On Tuesday, two Democratic lawmakers unveiled a bill that would lift certain federal restrictions on abortion funding. The Equal Access to Abortion Coverage in Health Insurance (EACH) Woman Act, introduced by Rep. Barbara Lee in the House and Sen. Tammy Duckworth in the Senate, would dismantle restrictions that bar federal dollars from being used to pay for abortion services. The two lawmakers tell Bustle that the legislation aims to combat discriminatory rules that have a particularly adverse effect on poor women and women of color.
"The bottom line is that no woman should be forced to carry an unwanted pregnancy to term just because she’s poor. Someone’s zip code and the contents of their back account shouldn’t prevent them from exercising their constitutional right to choose," Rep. Lee says in an email. "This bill is about ensuring that ALL women, regardless of race or socioeconomic status, [are] able to make the best health care decisions for herself."
The bill would expand access to abortion in two ways: by allowing federal dollars to pay for abortion services — which is currently banned under the Hyde Amendment — and, also, by prohibiting politicians from pushing initiatives that dictate whether or not private insurers may cover abortion services in their respective states.
As it stands now, the Hyde Amendment prohibits any federal money from paying for abortions, except in cases of rape or incest, or if the woman's life is in danger.
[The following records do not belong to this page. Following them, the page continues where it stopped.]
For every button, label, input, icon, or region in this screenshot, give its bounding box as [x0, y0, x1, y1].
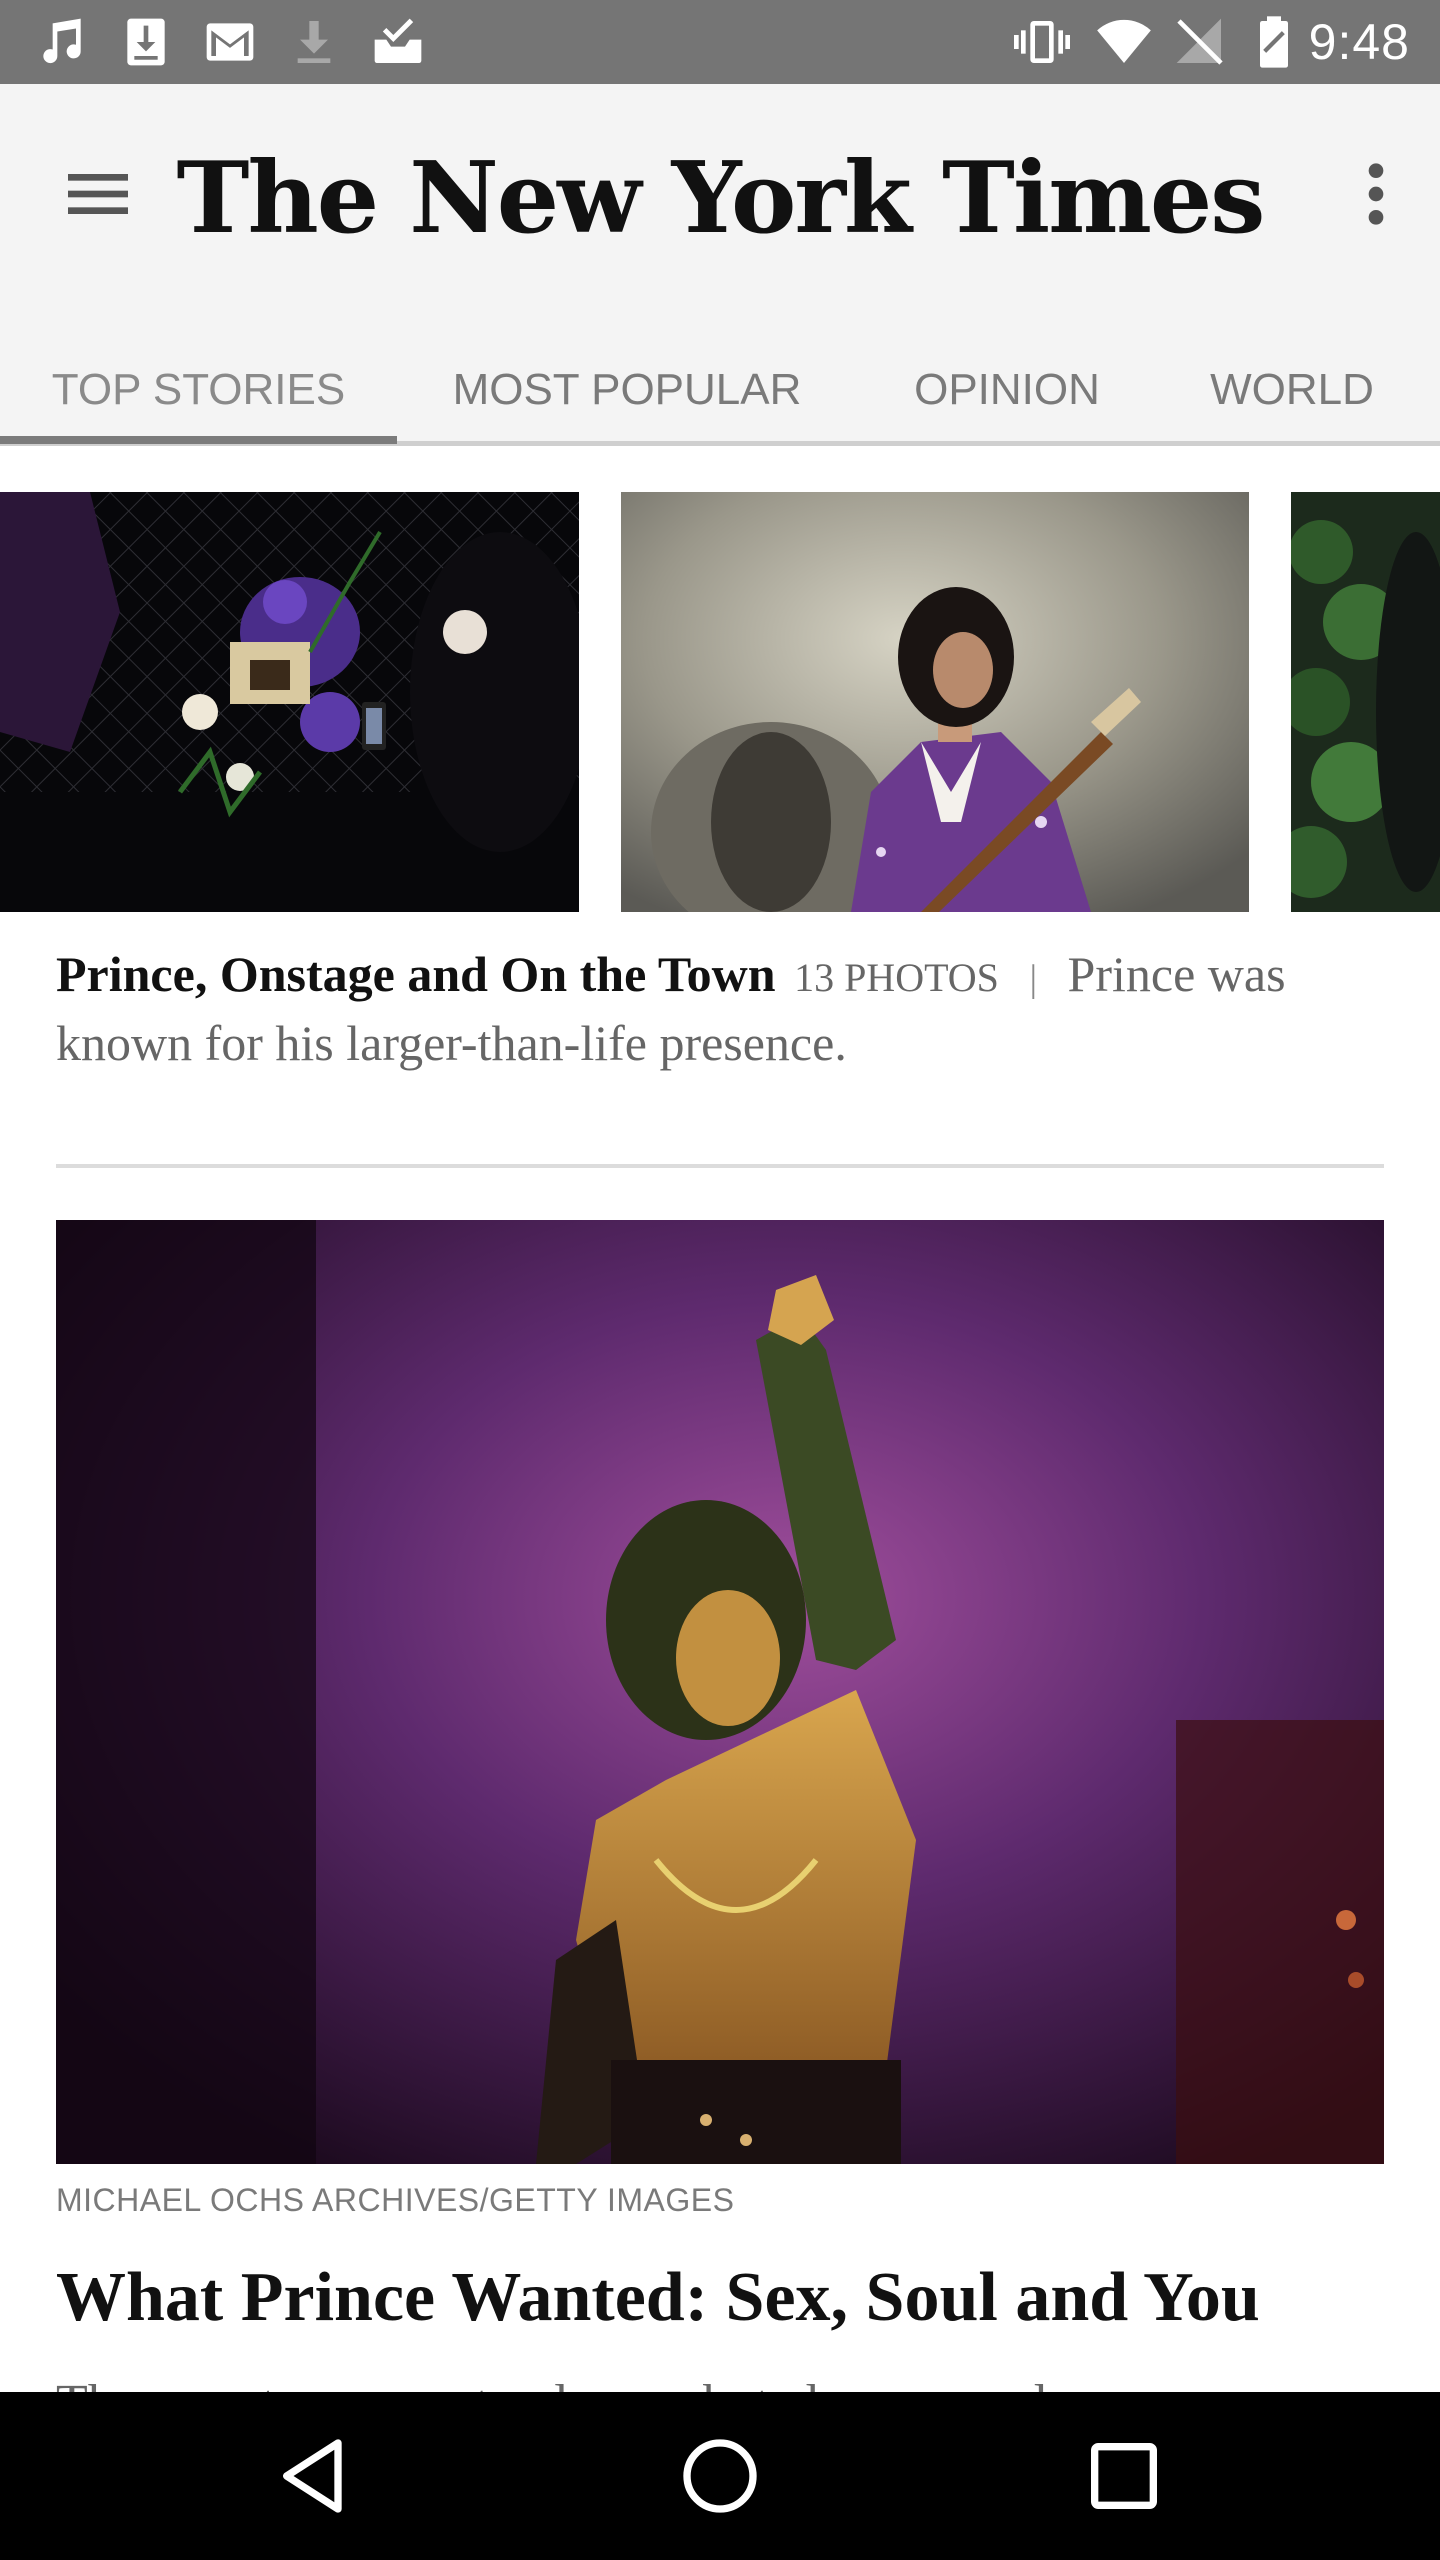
caption-separator: | [1029, 958, 1038, 1000]
gallery-photo-ivy[interactable] [1291, 492, 1440, 912]
app-logo[interactable]: The New York Times [0, 124, 1440, 274]
story-divider [56, 1164, 1384, 1168]
system-navigation-bar [0, 2392, 1440, 2560]
story-summary-text: The pop star was not only sex, but also … [56, 2372, 1386, 2392]
tab-opinion[interactable]: OPINION [857, 334, 1157, 446]
app-bar: The New York Times TOP STORIES MOST POPU… [0, 84, 1440, 446]
screen: 9:48 The New York Times TOP STORIES MOST… [0, 0, 1440, 2560]
more-vertical-icon[interactable] [1348, 154, 1404, 234]
section-tabs: TOP STORIES MOST POPULAR OPINION WORLD [0, 334, 1440, 446]
tab-most-popular[interactable]: MOST POPULAR [397, 334, 857, 446]
story-headline[interactable]: What Prince Wanted: Sex, Soul and You [56, 2250, 1386, 2346]
inbox-check-icon [374, 18, 422, 63]
download-box-icon [127, 18, 165, 66]
gallery-photo-memorial[interactable] [0, 492, 579, 912]
photo-gallery-carousel[interactable] [0, 492, 1440, 912]
download-arrow-icon [297, 21, 331, 63]
wifi-icon [1097, 19, 1151, 63]
no-signal-icon [1176, 18, 1223, 65]
gmail-icon [206, 23, 254, 61]
status-time: 9:48 [1308, 14, 1410, 70]
recents-square-icon[interactable] [1080, 2432, 1168, 2520]
tab-indicator [0, 436, 397, 444]
gallery-caption[interactable]: Prince, Onstage and On the Town 13 PHOTO… [56, 942, 1386, 1075]
gallery-headline[interactable]: Prince, Onstage and On the Town [56, 946, 776, 1002]
gallery-photo-guitar[interactable] [621, 492, 1249, 912]
back-triangle-icon[interactable] [272, 2432, 360, 2520]
gallery-photo-count: 13 PHOTOS [794, 955, 999, 1000]
status-bar: 9:48 [0, 0, 1440, 84]
tab-top-stories[interactable]: TOP STORIES [0, 334, 397, 446]
home-circle-icon[interactable] [676, 2432, 764, 2520]
tab-world[interactable]: WORLD [1157, 334, 1427, 446]
vibrate-icon [1014, 21, 1070, 63]
battery-icon [1260, 16, 1288, 68]
music-note-icon [43, 18, 81, 64]
story-summary: The pop star was not only sex, but also … [56, 2364, 1386, 2392]
story-hero-image[interactable] [56, 1220, 1384, 2164]
photo-credit: MICHAEL OCHS ARCHIVES/GETTY IMAGES [56, 2182, 735, 2218]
The rule was first passed in 1976 and Congress has renewed it every year since as part of the Labor-Health and Human Services appropriations bill, although it has changed slightly over time. (The original text of the legislation provided no exceptions at all.) This stops the federal government from paying for abortions through programs like Medicaid, instead leaving it up to state legislators to decide how and when to fund abortion coverage.
And as for private insurance, the Guttmacher Institute reports that 11 states restrict abortion coverage on private policies offered within their borders. On top of that, the institute reports that 26 states have laws limiting abortion coverage in insurance plans offered through their state exchanges. Proponents of the EACH Woman Act tell Bustle that this creates a culture of inequality around abortion coverage, an issue that they say the bill would help mitigate.
"People who are poor [and] people who are people of color tend to have more restrictions on them, yet if you are wealthier and able to go and pay to travel to another state, if you’re wealthier and you’re able to pay out of pocket, then you can actually continue to have access to what has now been decided by the Supreme Court to be a right," Duckworth tells Bustle, referring to the court's landmark Roe v. Wade ruling.
Tuesday marks the first time that the EACH Woman Act has been introduced in the Senate. It has been introduced in the House twice before, but the bill did not move forward either time. Both Duckworth and Lee say it is significant that two women of color introduced the legislation in Congress again on Tuesday.
"We now have the most women of color in Congress in history — and we know that women of color are disproportionately affected by bans on abortion coverage," Lee says. "[It's] critical for women of color to be leading these efforts."
Destiny Lopez, the co-director of All* Above All, an organization devoted to protecting and expanding public abortion insurance coverage, appears optimistic about the bill's future. (All* Above All is one of the bill's key advocates.) Lopez points to the opportunity to educate the public on the barriers that some women face when they seek abortion care.
"I think that there has been…such awful, hateful rhetoric around abortion," Lopez tells Bustle. "For us, the introduction of the EACH Woman Act provides an opportunity to shine a light on the barriers that people seeking abortion face."